Blurry Lens

by Malia Gentile


I sit atop a magnifier.

The view is lovely, all one could desire.

The clouds sculpt shapes to my mind’s content.

The breeze is cool and wipes my sweat.

Until my eyes wander down below;

A void: starts here, ends nowhere, but who knows?

A true curio...

With a deeper look, I am twined, to the will of the unknown hollow.

This foreboding presence overwhelms; no trees, no breeze, no view.

Clouds, but not the ones I choose.

Out of the shadow, a storm has surged, and heavy gusts buckle my knees.

The rain targets the weak and confines me, even against my pleas.

Up to my legs, my arms, my neck...

Check! check! you’ve won. I surrender, so please!

Suddenly, my head is under.

I’m drowning.

Why won’t I budge?

...Look up...

Water is filling my lungs.

Why am I here?

What did I do wrong?

I bite, bite away my nails.

Look up.

It’s so simple.

Don’t disappoint everyone.

Just move.

Useless…

Look up.

You crave attention.

Irrational, sensitive, insensitive, absurd.

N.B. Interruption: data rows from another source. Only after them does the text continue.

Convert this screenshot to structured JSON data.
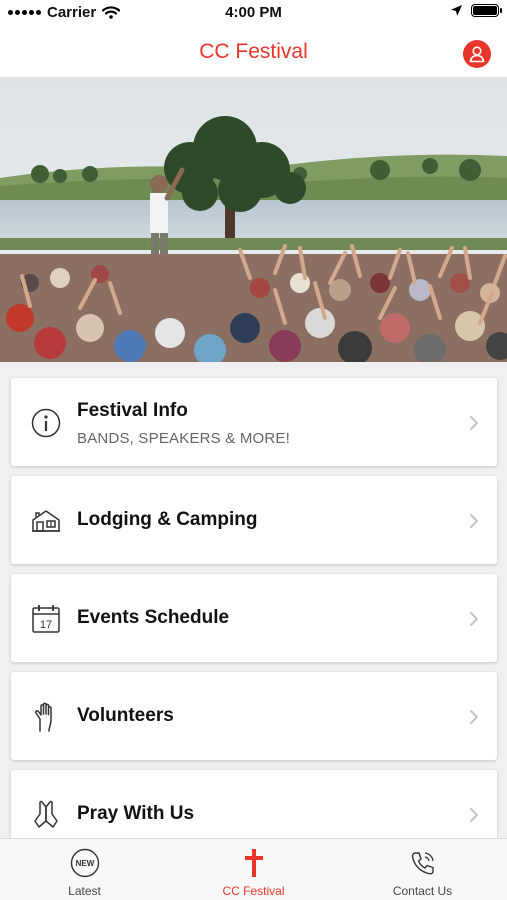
{
  "status_bar": {
    "carrier": "Carrier",
    "time": "4:00 PM"
  },
  "nav": {
    "title": "CC Festival"
  },
  "menu": [
    {
      "title": "Festival Info",
      "subtitle": "BANDS, SPEAKERS & MORE!",
      "icon": "info-icon"
    },
    {
      "title": "Lodging & Camping",
      "icon": "house-icon"
    },
    {
      "title": "Events Schedule",
      "icon": "calendar-icon",
      "calendar_day": "17"
    },
    {
      "title": "Volunteers",
      "icon": "raised-hand-icon"
    },
    {
      "title": "Pray With Us",
      "icon": "praying-hands-icon"
    }
  ],
  "tabs": [
    {
      "label": "Latest",
      "icon": "new-badge-icon",
      "badge_text": "NEW"
    },
    {
      "label": "CC Festival",
      "icon": "cross-icon",
      "active": true
    },
    {
      "label": "Contact Us",
      "icon": "phone-icon"
    }
  ],
  "colors": {
    "accent": "#e8352b",
    "background": "#f0f0f2",
    "card": "#ffffff"
  }
}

Just move, just look, even for a moment!

To see that view that you loved so dearly, you must...look up!

My view focuses upwards...for a moment, but...

Which is reality? Which is my fate?

Is this the life I’ve laid out on my plate?

Will my eyes ever dry? Will the wind ever cease?

Will the storm I once loved turn back to a breeze?

Just one last time, for a mere moment, I must feel the gust play and perform.

So with little strength left, I muster it, and reach my hand through the swarm...

Yet notice no trickles in reply.

...Impossible.

All this water, all this rain, and...my hand is dry?

I sit up.

My hair, my face, my body, my eyes, all untouched by the storm.

The flood trickled downwards...almost as if it had never entered before.

I lay across the glass,

I look up at the clouds, the view, the breeze,

And beside me are droplets...which come and go as they please.


Malia Gentile (she/her) is a first-year and intended Environmental Science/Policy major. The arts in all forms—writing, drawing, singing, theatrical performing, dancing—are prominent forces in her life that have shaped her into the person she is today.